New combinations of immune-checkpoint inhibitors to treat cancer

Supervisors: Prof Simon Davis, Prof Richard Cornall and Dr Consuelo Anzilotti

Background

Without doubt the single most important development in medicine in the last 5 years is the advent of immune checkpoint therapy for cancer, which itself emerged from understanding how the T-cell compartment of the immune system is regulated (1). The work on T cells revealed that a veritable panoply of cell surface receptors either enhance or constrain T-cell reactivity, with the largest group of these receptors, called immune-checkpoints, acting to suppress it. Where it is understood, immune-checkpoints work by recruiting phosphatases to the cell surface, which then locally suppress tyrosine phosphorylation and signalling. Antibodies that block the interactions of these receptors with their ligands suppress these effects and have turned out to have surprisingly large anti-tumour activity in vivo, by “taking the brake off” T-cell responses to the tumours. The paradigm for this type of approach was anti-CTLA-4 monotherapy, but it now seems that even stronger effects result from the use of combinations of antibodies. The first combination to be tried comprised anti-CTLA-4 and anti-PD-1 antibodies, and to cite just one example of how promising this approach is, a phase I clinical trial with anti-CTLA-4 and anti-PD-1 antibodies reported tumour regression in ~50% of treated patients with advanced melanoma, with tumour mass reductions of 80% or more (2).

But this is just the beginning. There could be as many as 40-50 of immune checkpoints expressed by lymphocytes, suggesting that there is considerable scope for expanding the approach to other, more difficult-to-treat tumours. There is also likely to be a need to develop alternative treatments to tackle resistance that arises through additional mutations. Our laboratory is trying to understand how antibodies work to alter signalling, and to translate these findings into new types of therapies. We have produced antibodies against a series of four immune checkpoints, all of which we expect to block signalling. One of these receptors is PD-1; the other three are relatively new and two of them, as far as we aware, have never been tried as the targets of experimental combination- or monotherapies for cancer.

We are therefore looking for a student who might like to work on the new antibodies. In the first part of the work the student will take part in characterising the antibodies and selecting the best candidate blockers of the interaction to take forward into therapy models. This part of the programme will be completed by producing the relatively large amounts of antibody needed for the functional experiments. Next, the student will establish a series of ex vivo and in vivo assays using mice that express the human receptors that will allow the immune response-enhancing effects of the antibodies to be tested and compared. This will involve detailed characterization of the mechanism of action of the antibodies, involving tests in vivo. Finally, the student will study the anti-tumour effects of the antibodies alone and in combination. We will “bench-mark” the effects of the antibodies against the standard treatment, i.e. anti-CTLA-4 and anti-PD-1 antibodies in an effort to identify tumour types for which this combination of antibodies have either marginal effects or are completely ineffective.

Training opportunities

This programme is suitable for a student with a particular interest in translational medicine, who is interested also in basic immunology.
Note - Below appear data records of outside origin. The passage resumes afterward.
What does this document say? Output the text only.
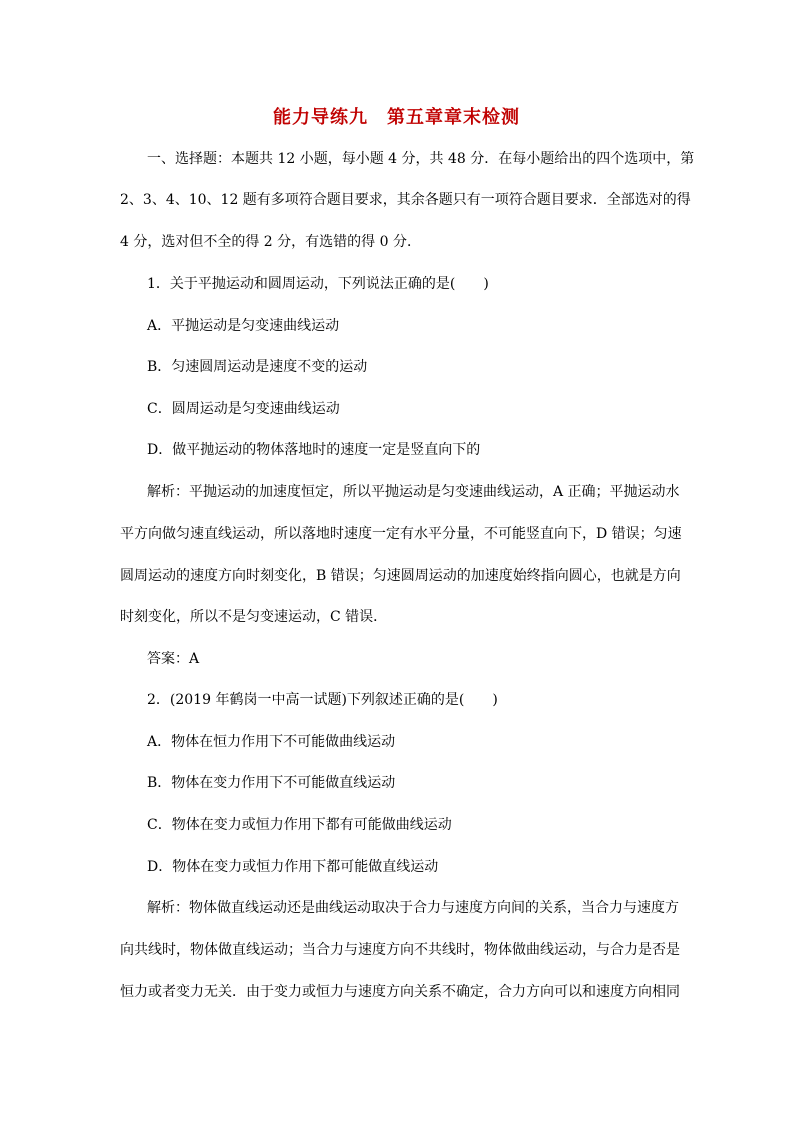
能力导练九　第五章章末检测
一、选择题：本题共 12 小题，每小题 4 分，共 48 分．在每小题给出的四个选项中，第
2、3、4、10、12 题有多项符合题目要求，其余各题只有一项符合题目要求．全部选对的得
4 分，选对但不全的得 2 分，有选错的得 0 分．
1．关于平抛运动和圆周运动，下列说法正确的是(　　)
A．平抛运动是匀变速曲线运动
B．匀速圆周运动是速度不变的运动
C．圆周运动是匀变速曲线运动
D．做平抛运动的物体落地时的速度一定是竖直向下的
解析：平抛运动的加速度恒定，所以平抛运动是匀变速曲线运动，A 正确；平抛运动水
平方向做匀速直线运动，所以落地时速度一定有水平分量，不可能竖直向下，D 错误；匀速
圆周运动的速度方向时刻变化，B 错误；匀速圆周运动的加速度始终指向圆心，也就是方向
时刻变化，所以不是匀变速运动，C 错误．
答案：A
2．(2019 年鹤岗一中高一试题)下列叙述正确的是(　　)
A．物体在恒力作用下不可能做曲线运动
B．物体在变力作用下不可能做直线运动
C．物体在变力或恒力作用下都有可能做曲线运动
D．物体在变力或恒力作用下都可能做直线运动
解析：物体做直线运动还是曲线运动取决于合力与速度方向间的关系，当合力与速度方
向共线时，物体做直线运动；当合力与速度方向不共线时，物体做曲线运动，与合力是否是
恒力或者变力无关．由于变力或恒力与速度方向关系不确定，合力方向可以和速度方向相同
A wide variety of lab techniques will be used from molecular biology to ex vivo and in vivo procedures.

You will be jointly supervised by Professor Simon Davis, Professor Richard Cornall and Dr Consuelo Anzilotti in the Nuffield and Radcliffe Departments of Medicine and the MRC Human Immunology Unit. Epitope mapping, antibody characterization, expression and engineering will be conducted in the Davis lab and the ex vivo and in vivo assays will be performed in the Cornall lab. Experience of immunology is not a requirement, since teaching is available in the university and these laboratories.

 For further information, please contact:

References:

  1. Sharma P, Allison JP. (2015) Immune checkpoint targeting in cancer therapy: toward combination strategies with curative potential. Cell. 161, 205-14.
  2. Wolchok JD, Kluger H, Callahan MK, Postow MA, Rizvi NA, Lesokhin AM, Segal NH, Ariyan CE, Gordon RA, Reed K, Burke MM, Caldwell A, Kronenberg SA, Agunwamba BU, Zhang X, Lowy I, Inzunza HD, Feely W, Horak CE, Hong Q, Korman AJ, Wigginton JM, Gupta A, Sznol M. (2013) Nivolumab plus ipilimumab in advanced melanoma. N Engl J Med. 369, 122-33.